食事が終われば、俺はリビングで音楽を聴く。母もクラシック音楽が好きだからいつもその話ばかりしている。
母はヴァイオリンが弾ける。大学では勉強の傍らオーケストラに所属していたそうだ。実のところ、そんな母が羨ましかった。俺には想像できなかった。「クラシック音楽を演奏する」ことがどんなものなのか興味もあった。だが言えない。今は受験生であり、さらに大学生になると金もかかる。今やるべきことをやるしか俺は考えていなかった。
俺には友達がいた。橋本 卓と言う。彼は吹奏楽部でテューバを演奏しており、ソロコンテストでも賞を総なめしていた。卓は時々俺にこう言う。
「クラシック音楽は楽しいぞ。いつ聴いても新しい感動がある。」
と。俺は聴き手側であるが卓と同じ考えだ。ある日、俺は卓にこう問いかけた。
「卓は進路考えているの?」
卓は即答した。
「もちろん音大を受けるよ。」
それはそうだ。卓は奏者として優秀だから。おまけに頭も良い。俺とは違う。いろんな大学から声もかかっているようだ。
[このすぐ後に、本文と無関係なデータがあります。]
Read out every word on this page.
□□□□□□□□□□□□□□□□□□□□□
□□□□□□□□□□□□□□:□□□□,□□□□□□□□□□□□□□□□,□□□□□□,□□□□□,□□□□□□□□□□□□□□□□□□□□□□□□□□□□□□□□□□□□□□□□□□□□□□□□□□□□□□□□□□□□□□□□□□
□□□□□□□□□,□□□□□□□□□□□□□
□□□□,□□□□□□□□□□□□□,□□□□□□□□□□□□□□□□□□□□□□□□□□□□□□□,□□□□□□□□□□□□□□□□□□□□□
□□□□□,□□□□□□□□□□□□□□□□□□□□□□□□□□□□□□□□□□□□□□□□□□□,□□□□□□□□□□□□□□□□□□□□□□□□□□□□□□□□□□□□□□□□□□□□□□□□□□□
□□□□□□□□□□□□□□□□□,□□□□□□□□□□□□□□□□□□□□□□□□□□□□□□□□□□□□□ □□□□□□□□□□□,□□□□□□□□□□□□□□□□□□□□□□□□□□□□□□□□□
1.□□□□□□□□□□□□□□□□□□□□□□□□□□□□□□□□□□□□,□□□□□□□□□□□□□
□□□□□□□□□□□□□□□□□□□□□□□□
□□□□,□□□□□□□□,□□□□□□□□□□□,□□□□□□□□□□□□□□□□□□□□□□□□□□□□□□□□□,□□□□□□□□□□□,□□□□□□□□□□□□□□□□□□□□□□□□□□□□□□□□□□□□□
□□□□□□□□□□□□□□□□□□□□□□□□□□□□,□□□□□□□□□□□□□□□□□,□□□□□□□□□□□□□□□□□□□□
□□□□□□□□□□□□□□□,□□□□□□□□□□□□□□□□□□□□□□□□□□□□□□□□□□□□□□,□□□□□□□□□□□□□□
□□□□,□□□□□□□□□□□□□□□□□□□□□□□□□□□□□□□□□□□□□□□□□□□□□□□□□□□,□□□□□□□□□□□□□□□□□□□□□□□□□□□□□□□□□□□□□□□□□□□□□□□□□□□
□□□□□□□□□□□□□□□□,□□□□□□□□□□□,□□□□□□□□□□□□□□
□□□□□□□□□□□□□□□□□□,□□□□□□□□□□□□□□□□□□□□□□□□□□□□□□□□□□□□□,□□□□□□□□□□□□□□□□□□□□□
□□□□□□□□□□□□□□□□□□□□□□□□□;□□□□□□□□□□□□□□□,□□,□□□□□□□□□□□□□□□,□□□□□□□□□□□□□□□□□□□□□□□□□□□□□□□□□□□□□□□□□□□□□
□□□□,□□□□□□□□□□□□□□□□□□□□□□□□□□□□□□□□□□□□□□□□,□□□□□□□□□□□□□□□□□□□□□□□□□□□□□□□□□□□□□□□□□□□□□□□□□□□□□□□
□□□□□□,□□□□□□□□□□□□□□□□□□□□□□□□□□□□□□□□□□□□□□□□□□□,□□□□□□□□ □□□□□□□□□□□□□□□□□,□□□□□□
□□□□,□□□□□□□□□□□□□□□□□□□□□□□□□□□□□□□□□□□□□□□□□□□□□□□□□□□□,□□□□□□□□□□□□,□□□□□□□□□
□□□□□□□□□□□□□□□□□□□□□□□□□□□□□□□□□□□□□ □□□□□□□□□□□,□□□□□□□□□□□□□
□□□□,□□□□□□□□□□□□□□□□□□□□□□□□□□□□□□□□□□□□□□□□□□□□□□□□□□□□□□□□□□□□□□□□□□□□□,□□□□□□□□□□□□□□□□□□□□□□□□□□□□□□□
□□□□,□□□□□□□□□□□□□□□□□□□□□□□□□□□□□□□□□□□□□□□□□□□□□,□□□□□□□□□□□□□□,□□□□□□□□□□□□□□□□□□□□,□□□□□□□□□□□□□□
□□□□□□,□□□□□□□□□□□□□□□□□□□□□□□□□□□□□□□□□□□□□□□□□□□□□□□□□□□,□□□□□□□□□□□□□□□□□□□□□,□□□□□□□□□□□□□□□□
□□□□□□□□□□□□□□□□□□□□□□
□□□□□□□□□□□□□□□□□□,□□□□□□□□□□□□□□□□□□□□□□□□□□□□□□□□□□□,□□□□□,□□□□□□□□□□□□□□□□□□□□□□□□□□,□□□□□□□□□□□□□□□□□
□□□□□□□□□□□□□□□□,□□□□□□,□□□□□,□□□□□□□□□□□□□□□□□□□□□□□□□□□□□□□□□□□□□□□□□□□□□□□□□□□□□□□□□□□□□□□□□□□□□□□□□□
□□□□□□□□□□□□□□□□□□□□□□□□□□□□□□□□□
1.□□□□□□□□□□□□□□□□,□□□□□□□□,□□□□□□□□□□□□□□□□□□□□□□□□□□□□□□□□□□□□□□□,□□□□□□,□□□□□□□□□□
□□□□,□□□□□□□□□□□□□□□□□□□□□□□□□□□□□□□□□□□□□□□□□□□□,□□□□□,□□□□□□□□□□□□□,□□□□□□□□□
俺は最近自分がどうなるのかが不安になる。理系だから就職もしっかり考えて母を支えたい。だけどそれと別にある夢を抱くようになった。「オーケストラに所属したい」と。もちろん今のままでは無理だが。
卓のように輝かしい未来が見えているわけではないが、いつでも支えてくれた両親の期待を裏切るようなことはしたくなかった。